The number of babies born in Maine with illicit drugs or alcohol in their systems has spiked in recent years and is now at 8 percent, or about 1 in 12, of all births, according to state statistics released Friday.

The number of drug-affected babies ballooned from 178 in 2006 to 995 in 2015, according to figures provided by the Maine Department of Health and Human Services.

The LePage administration released the information in conjunction with an announcement that it is planning a Sept. 30 summit in Portland to highlight the issue.

The increase in drug-affected babies is directly tied to the jump in opiate abuse, as Maine grapples with thousands of additional heroin and prescription opiate addicts. Those seeking treatment for opiate use has escalated from 1,115 in 2010 to 3,463 in 2014, according to the Maine Office of Substance Abuse. Heroin overdose deaths have increased from seven in 2009 to 57 in 2014.

New England has become a hotbed for heroin use, and the problem is especially acute in Maine and New Hampshire, where the number of addicts continues to spiral. Hepatitis C cases have grown because of the intravenous drug use, and emergency responders have had to deal with a surge in heroin overdoses.

The LePage administration held a summit last month on how to combat the problem, focusing primarily on how to stem the flow of illegal drugs. On Sept. 30, DHHS will host a session at the Seasons Event and Conference Center in Portland to discuss strategies for reducing substance abuse among pregnant women.


“We have to get a handle on the drug epidemic ravaging our young people in Maine,” Gov. Paul LePage said in a statement. “The damage it’s doing to our babies and children is the worst symptom of this scourge.”

Pregnant women who abuse heroin are more likely to miscarry. If the baby survives childbirth, babies who were exposed to heroin in the womb can have symptoms that include excessive crying, fever, seizures, slow weight gain, vomiting, and are more likely to die in the weeks after being born, according to the National Institute on Drug Abuse.

Hospitals and other health care providers classify babies as drug-affected based on several criteria, including whether they are showing symptoms of drug withdrawal, have fetal alcohol spectrum disorders, or if there are reasons to believe that the mother was consuming drugs or alcohol during pregnancy, the DHHS said.

Up-to-date federal statistics on drug-affected babies weren’t immediately available.

Lauren Wert, the nurse manager at the Milestone Foundation, a Portland treatment center that includes a short-term detoxification unit, said it’s a good sign that LePage is shining a light on the topic, especially since the Sept. 30 conference will include discussion about treatment options for patients.

Treatment for uninsured patients – and many heroin addicts have lost their jobs and the insurance that goes with it – is sparse, she said.


“I’m hopeful,” Wert said. “I’m not sure how bad things have to get before we make some changes. I’m not sure what direction we’re going in.”

Women who previously didn’t qualify for Medicaid become eligible if they are pregnant, which can help them access substance-abuse treatment programs.

Still, the state needs a comprehensive solution, Wert said, including diverting addicts who would otherwise go to jail into treatment programs.

“We need to treat substance abuse as a chronic illness, and not stigmatize it,” Wert said.

Mary Mayhew, Maine’s health and human services commissioner, said in a statement that the state “must develop ways to protect those who cannot protect themselves from the tragedy of heroin and other drug addictions. Everybody in the health care system and in the community needs to be involved to prevent drug and alcohol exposure during pregnancy.”
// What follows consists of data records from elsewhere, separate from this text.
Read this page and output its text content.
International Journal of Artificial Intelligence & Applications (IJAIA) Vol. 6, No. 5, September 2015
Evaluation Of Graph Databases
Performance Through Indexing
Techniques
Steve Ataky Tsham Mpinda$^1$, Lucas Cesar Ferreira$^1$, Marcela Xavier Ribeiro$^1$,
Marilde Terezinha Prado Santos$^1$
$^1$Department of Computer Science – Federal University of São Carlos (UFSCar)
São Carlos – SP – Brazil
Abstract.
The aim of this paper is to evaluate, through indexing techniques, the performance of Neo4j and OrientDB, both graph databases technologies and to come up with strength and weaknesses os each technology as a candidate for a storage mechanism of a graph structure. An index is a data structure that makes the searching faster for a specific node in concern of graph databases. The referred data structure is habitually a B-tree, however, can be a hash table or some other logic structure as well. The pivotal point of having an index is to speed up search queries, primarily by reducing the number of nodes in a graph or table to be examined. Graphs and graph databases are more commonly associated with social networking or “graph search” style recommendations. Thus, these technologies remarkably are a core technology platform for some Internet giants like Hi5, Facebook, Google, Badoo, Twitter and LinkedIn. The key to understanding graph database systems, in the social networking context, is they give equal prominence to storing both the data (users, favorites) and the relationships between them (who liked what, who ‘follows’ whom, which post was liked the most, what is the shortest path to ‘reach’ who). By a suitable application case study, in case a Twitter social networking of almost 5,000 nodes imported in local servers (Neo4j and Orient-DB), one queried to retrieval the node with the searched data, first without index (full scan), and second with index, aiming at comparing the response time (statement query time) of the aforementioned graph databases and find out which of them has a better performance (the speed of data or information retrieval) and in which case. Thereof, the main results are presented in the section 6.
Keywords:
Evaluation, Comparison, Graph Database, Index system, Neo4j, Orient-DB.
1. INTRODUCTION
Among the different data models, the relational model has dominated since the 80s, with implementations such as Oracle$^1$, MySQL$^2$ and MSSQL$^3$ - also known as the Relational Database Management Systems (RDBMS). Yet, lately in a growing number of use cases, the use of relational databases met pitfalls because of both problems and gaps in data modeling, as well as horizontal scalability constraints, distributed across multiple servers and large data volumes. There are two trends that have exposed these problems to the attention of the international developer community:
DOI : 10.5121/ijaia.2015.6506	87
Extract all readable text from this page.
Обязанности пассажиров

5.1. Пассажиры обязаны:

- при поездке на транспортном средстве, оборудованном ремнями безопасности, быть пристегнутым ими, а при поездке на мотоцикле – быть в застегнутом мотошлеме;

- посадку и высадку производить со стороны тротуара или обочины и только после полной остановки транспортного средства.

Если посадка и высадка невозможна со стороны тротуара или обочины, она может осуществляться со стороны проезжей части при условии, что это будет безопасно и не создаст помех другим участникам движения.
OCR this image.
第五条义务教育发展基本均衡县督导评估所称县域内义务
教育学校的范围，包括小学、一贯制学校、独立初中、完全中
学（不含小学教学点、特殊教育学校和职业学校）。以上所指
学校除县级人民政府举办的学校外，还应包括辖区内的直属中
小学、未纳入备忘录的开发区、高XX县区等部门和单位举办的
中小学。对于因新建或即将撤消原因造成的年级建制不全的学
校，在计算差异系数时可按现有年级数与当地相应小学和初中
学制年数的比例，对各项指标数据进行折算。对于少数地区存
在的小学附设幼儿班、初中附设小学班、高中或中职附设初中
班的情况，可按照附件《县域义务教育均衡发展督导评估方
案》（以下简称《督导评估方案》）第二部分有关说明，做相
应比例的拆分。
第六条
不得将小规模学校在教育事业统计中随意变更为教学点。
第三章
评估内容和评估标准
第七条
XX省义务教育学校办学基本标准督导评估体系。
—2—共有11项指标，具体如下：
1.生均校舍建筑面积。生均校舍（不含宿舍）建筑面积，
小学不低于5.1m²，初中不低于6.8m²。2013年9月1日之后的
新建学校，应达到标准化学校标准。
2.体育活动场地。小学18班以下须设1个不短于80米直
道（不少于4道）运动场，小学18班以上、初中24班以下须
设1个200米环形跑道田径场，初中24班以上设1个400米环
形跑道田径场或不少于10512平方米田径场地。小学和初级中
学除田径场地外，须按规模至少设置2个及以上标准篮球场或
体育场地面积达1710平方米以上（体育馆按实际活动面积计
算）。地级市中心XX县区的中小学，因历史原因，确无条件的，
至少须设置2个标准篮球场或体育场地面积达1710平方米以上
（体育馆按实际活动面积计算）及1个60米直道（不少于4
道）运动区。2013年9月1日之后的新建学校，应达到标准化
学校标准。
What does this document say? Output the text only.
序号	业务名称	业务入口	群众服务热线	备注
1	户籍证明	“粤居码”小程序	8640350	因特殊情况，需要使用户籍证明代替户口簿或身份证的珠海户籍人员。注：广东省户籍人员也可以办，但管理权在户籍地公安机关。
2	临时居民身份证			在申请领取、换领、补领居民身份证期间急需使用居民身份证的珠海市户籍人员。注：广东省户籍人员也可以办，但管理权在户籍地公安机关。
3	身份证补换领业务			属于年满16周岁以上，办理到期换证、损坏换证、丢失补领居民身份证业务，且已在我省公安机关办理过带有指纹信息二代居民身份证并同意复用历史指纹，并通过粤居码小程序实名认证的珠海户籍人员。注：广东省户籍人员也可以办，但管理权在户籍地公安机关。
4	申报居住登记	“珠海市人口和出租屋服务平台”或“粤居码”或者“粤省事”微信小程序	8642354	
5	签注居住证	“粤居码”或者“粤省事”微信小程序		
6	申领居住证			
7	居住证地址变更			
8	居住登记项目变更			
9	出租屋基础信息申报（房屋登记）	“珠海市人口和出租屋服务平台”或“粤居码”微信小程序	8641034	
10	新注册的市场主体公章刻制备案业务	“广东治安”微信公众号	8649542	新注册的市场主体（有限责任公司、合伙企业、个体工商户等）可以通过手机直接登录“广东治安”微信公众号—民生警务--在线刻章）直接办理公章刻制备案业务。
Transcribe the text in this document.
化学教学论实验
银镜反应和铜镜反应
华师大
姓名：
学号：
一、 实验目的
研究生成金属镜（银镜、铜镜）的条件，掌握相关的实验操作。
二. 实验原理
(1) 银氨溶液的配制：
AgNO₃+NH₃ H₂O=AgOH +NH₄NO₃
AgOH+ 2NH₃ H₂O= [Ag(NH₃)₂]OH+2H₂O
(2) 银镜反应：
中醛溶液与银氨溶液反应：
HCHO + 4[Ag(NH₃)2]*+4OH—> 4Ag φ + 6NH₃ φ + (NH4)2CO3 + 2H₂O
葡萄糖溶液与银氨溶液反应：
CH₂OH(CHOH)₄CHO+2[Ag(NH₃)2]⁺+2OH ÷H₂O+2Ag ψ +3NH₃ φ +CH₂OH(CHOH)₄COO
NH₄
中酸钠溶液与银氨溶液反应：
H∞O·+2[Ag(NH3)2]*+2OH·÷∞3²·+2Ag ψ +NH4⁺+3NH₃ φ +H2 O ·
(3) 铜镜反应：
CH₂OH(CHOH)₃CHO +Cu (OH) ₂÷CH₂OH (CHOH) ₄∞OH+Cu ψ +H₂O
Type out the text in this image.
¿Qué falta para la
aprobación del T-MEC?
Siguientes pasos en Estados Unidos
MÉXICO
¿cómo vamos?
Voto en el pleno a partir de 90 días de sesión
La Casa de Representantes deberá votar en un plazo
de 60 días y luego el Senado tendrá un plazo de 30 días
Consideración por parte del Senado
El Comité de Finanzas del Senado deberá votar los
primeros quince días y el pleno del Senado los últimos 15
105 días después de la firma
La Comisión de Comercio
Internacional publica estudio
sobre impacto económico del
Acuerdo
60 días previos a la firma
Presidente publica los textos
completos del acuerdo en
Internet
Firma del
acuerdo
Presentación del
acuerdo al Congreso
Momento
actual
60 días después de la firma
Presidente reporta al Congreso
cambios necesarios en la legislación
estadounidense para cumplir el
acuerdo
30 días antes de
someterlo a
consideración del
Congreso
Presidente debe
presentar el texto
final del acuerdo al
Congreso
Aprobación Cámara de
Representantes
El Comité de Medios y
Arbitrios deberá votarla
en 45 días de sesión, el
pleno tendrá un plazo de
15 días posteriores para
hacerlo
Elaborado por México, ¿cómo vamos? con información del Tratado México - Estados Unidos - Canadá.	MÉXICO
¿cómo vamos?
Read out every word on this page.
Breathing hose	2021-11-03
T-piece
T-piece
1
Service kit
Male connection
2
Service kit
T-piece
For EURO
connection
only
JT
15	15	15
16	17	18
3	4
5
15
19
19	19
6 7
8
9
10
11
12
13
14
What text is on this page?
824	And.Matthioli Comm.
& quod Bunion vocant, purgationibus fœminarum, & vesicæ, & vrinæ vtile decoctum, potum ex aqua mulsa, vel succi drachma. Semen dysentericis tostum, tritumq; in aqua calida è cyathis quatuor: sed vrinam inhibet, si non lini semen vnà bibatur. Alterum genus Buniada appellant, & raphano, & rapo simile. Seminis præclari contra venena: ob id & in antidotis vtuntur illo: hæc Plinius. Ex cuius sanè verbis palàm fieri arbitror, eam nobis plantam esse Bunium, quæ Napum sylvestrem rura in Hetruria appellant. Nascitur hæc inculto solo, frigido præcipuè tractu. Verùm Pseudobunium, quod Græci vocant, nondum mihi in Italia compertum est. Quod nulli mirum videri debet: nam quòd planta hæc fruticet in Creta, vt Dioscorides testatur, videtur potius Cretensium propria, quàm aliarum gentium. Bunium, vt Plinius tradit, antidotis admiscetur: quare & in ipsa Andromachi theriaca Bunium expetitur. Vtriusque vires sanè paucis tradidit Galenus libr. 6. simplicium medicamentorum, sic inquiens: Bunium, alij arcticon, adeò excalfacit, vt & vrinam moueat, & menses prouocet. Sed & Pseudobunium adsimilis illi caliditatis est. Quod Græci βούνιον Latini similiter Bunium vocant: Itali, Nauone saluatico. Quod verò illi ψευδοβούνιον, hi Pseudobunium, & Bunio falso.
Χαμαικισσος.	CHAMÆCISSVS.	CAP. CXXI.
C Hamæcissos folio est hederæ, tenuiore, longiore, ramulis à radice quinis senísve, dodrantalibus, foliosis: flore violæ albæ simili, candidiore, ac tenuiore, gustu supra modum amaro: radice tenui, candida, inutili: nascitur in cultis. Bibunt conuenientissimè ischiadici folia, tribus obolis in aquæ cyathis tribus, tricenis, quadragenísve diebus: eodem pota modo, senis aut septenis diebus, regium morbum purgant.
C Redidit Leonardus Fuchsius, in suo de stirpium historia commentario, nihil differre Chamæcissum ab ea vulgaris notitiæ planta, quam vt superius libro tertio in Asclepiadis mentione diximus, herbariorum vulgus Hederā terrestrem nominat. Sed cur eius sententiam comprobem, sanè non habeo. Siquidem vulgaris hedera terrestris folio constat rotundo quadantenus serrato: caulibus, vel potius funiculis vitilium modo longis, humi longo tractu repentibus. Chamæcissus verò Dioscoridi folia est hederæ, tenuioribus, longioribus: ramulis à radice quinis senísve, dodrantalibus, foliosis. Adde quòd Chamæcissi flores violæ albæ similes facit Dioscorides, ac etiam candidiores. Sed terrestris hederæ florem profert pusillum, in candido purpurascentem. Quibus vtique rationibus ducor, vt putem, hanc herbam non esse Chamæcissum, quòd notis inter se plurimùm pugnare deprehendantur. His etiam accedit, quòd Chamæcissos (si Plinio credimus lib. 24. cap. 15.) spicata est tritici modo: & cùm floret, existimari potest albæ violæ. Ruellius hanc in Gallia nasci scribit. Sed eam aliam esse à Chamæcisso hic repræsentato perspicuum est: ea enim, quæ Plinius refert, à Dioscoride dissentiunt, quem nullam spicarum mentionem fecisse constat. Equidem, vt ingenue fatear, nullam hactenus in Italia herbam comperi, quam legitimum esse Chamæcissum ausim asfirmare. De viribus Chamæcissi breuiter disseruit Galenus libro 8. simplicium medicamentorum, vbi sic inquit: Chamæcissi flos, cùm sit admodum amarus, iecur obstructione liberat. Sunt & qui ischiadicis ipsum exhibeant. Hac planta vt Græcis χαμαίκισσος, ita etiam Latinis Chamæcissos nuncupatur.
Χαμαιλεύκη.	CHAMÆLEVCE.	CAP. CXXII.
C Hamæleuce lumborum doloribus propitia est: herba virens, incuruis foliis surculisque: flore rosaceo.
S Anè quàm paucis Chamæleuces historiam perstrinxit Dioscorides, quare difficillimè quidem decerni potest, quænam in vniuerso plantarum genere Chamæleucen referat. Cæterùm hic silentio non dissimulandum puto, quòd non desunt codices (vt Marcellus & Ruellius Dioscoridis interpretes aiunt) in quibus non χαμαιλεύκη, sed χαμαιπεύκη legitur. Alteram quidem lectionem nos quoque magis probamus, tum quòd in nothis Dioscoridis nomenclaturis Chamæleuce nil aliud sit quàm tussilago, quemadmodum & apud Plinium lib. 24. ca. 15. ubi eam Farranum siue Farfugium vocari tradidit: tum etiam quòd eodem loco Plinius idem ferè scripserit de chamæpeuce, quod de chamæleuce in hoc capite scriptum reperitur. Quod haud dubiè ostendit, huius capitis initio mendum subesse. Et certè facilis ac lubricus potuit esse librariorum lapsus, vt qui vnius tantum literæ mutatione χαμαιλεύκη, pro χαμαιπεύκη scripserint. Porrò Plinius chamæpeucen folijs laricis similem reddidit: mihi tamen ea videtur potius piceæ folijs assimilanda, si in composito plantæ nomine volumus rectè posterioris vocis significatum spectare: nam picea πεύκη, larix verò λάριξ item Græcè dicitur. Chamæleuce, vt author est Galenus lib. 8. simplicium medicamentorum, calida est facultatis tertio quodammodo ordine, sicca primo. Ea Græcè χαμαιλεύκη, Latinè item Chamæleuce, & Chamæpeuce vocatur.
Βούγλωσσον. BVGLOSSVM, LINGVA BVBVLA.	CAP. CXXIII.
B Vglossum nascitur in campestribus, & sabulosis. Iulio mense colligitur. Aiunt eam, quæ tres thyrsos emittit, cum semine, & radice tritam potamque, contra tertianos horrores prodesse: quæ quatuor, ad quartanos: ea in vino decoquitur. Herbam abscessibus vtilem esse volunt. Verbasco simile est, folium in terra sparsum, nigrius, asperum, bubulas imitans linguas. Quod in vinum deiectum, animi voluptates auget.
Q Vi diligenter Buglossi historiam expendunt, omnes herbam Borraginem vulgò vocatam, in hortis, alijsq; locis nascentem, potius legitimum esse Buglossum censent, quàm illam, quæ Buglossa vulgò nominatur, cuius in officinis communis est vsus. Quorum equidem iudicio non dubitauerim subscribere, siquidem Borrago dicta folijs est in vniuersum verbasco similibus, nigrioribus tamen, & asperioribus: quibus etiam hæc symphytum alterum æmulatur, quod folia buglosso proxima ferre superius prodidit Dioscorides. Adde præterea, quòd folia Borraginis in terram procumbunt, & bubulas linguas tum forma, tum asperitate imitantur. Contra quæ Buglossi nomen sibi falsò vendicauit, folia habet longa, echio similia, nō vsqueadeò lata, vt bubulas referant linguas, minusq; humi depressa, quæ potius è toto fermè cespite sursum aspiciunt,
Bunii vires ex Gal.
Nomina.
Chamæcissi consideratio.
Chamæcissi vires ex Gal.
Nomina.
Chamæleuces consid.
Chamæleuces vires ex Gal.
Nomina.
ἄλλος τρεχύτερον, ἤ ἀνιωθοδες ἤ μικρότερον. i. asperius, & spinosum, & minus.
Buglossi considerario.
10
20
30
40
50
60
Dr. Mark Publicker, the former president of the Northern New England Society of Addiction Medicine, will be the keynote speaker at the conference, which costs $30 to attend.


While the heroin crisis expands, treatment options appear to be shrinking, with Mercy Recovery Center in Westbrook and Spectrum Health Systems’ clinic in Sanford both closing this summer, citing financial reasons.

Deborah Deatrick, senior vice president of community health for MaineHealth, the parent company of Maine Medical Center, is encouraged by the attention being paid to the issue and is eager to see what policy solutions are proposed.

“The $64,000 question is what are we going to do about this? That’s where the important parts of these discussions lie,” Deatrick said.

David Sorensen, spokesman for DHHS, didn’t have an immediate answer on whether the administration plans to spend more money to reduce the number of drug-affected babies.

“The department is constantly evaluating ways to meet its objectives, some of which include spending additional money and some of which do not,” Sorensen said in an email response to questions.

Darren Ripley, coordinator for the Maine Alliance for Addiction Recovery, a nonprofit advocacy group, said the LePage administration should be credited with hosting a summit on the topic, but the bottom line is more recovery centers are needed.

“They should invite the population in recovery and the people needing recovery services to the summit,” Ripley said. “Those are the people they need to hear from.”